Until last month, I didn’t like roller coasters. It’s actually a bit of an understatement to say that I didn’t like them. More accurately, I was terrified of them. Absolutely petrified. I could do little ones like Big Thunder Mountain Railroad at Disneyland. There are no drops and it’s pretty tame. But anything bigger was too much. The feeling of falling sent me into a panic and it actually felt like I was in a nightmare.
I think this had a lot to do with a loss of control. When you grow up with no security and no feeling of safety, you tend to try to create safety in any way you can. At least I did. I wrote out schedules for myself for summer vacation as soon as I could write, because it made me feel safer. And I certainly stayed away from roller coasters.

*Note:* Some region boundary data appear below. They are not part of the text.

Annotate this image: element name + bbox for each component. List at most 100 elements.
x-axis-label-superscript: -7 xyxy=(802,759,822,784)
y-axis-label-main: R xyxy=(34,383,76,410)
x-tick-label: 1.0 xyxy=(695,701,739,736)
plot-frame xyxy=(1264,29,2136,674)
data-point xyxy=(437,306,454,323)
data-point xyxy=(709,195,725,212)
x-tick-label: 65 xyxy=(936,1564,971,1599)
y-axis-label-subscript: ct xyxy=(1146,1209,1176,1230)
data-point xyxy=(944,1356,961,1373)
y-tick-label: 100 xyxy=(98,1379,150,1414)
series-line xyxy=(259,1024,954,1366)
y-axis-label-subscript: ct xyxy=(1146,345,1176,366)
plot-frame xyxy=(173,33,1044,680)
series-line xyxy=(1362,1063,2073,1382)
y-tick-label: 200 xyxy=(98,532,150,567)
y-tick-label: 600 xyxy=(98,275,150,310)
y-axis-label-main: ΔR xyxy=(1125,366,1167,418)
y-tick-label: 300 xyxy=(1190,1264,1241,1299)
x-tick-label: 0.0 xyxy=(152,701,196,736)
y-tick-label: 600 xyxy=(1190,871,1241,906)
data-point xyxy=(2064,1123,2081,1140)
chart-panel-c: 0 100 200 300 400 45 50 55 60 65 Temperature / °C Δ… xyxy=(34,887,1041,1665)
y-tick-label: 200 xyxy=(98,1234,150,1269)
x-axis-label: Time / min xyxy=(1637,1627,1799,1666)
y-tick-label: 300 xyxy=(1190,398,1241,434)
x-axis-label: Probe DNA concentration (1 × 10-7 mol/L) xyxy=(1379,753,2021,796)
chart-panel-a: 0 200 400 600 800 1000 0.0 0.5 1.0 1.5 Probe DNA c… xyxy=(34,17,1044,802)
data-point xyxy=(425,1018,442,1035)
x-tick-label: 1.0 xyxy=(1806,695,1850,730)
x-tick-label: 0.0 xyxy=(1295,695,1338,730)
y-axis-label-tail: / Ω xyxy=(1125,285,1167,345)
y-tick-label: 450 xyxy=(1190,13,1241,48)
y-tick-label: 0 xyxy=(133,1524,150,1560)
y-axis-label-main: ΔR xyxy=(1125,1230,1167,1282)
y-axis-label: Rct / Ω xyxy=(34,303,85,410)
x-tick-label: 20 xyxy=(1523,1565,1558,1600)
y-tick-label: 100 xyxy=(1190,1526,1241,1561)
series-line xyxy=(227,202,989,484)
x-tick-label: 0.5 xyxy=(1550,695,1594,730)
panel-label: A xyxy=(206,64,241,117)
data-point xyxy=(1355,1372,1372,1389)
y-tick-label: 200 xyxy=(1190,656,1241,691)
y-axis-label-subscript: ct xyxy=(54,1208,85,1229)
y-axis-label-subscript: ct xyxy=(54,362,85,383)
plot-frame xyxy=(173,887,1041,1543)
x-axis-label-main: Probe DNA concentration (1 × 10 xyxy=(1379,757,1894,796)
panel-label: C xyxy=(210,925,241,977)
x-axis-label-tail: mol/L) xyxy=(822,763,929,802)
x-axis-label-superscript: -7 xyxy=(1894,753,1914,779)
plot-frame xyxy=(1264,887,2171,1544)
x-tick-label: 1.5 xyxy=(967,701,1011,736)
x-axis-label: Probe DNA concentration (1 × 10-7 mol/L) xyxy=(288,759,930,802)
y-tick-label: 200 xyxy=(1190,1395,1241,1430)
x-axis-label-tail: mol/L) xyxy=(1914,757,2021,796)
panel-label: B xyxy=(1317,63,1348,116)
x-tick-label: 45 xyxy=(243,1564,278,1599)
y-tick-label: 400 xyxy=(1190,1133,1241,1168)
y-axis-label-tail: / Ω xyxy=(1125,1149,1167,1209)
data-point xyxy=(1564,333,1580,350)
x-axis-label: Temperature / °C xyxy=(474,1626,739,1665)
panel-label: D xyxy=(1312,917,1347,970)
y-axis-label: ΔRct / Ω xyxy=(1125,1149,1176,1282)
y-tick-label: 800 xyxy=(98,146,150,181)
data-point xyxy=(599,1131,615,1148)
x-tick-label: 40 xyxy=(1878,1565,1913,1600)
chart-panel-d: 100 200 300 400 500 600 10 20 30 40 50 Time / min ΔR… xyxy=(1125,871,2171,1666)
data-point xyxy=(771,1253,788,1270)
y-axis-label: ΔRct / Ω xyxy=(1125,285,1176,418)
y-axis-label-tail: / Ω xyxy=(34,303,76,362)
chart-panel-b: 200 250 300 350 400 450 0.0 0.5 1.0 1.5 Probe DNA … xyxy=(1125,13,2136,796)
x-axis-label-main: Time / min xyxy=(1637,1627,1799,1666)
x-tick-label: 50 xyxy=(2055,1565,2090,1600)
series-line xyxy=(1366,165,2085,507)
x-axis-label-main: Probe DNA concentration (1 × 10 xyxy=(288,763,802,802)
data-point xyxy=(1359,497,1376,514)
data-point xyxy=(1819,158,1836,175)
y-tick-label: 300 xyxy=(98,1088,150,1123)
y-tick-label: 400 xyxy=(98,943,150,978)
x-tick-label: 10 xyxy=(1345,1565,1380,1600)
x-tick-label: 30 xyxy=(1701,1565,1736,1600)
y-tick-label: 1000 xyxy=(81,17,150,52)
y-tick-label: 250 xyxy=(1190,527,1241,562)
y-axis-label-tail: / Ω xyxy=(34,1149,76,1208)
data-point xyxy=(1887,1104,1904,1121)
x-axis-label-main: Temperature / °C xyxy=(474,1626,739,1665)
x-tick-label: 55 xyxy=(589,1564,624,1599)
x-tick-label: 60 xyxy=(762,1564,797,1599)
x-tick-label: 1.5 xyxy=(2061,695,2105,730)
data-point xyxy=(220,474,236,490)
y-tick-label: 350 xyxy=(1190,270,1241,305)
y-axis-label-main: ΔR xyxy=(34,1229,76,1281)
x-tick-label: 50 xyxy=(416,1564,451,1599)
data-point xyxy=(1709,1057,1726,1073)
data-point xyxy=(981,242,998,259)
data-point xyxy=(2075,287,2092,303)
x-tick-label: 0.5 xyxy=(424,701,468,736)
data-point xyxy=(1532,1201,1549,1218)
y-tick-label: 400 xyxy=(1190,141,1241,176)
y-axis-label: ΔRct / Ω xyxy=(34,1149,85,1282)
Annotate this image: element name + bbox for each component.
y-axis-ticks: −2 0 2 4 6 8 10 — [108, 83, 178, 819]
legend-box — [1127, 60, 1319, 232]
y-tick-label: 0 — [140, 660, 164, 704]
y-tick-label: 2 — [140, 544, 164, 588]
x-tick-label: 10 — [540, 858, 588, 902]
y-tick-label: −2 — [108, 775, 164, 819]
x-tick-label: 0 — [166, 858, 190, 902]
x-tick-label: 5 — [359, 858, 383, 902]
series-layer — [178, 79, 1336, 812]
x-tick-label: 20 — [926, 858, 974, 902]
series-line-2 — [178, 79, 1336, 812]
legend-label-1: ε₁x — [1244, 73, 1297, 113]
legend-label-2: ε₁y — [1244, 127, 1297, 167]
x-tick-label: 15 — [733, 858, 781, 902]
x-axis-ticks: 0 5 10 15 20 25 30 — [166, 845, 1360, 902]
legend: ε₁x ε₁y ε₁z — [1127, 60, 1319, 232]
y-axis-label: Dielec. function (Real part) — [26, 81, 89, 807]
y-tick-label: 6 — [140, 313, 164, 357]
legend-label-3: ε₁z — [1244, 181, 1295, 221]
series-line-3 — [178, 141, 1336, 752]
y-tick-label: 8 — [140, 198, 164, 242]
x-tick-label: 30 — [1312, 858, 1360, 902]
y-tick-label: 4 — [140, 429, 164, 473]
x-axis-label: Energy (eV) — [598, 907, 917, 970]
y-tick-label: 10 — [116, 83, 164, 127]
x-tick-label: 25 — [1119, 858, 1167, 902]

But in May, I got tricked into going on my first real roller coaster. Not tricked, exactly, because people have tried the same tactics on me many times before and I would never budge. But this time I was ready. I was terrified, but I was ready. I screamed the whole time, I think I yelled about how I wanted to get off and I hated it, and I kept my eyes closed. But I loved it. And I went again. And I’ve been on other roller coasters since.
Somehow, the terrifying aspect of it changed and began to feel freeing. I don’t know why this would be. I could see how something terrifying could become exhilarating, or addicting – and those two things are also true – but it felt freeing. The fear was still there, but it was manageable and didn’t rule me any more. I felt like I could fly.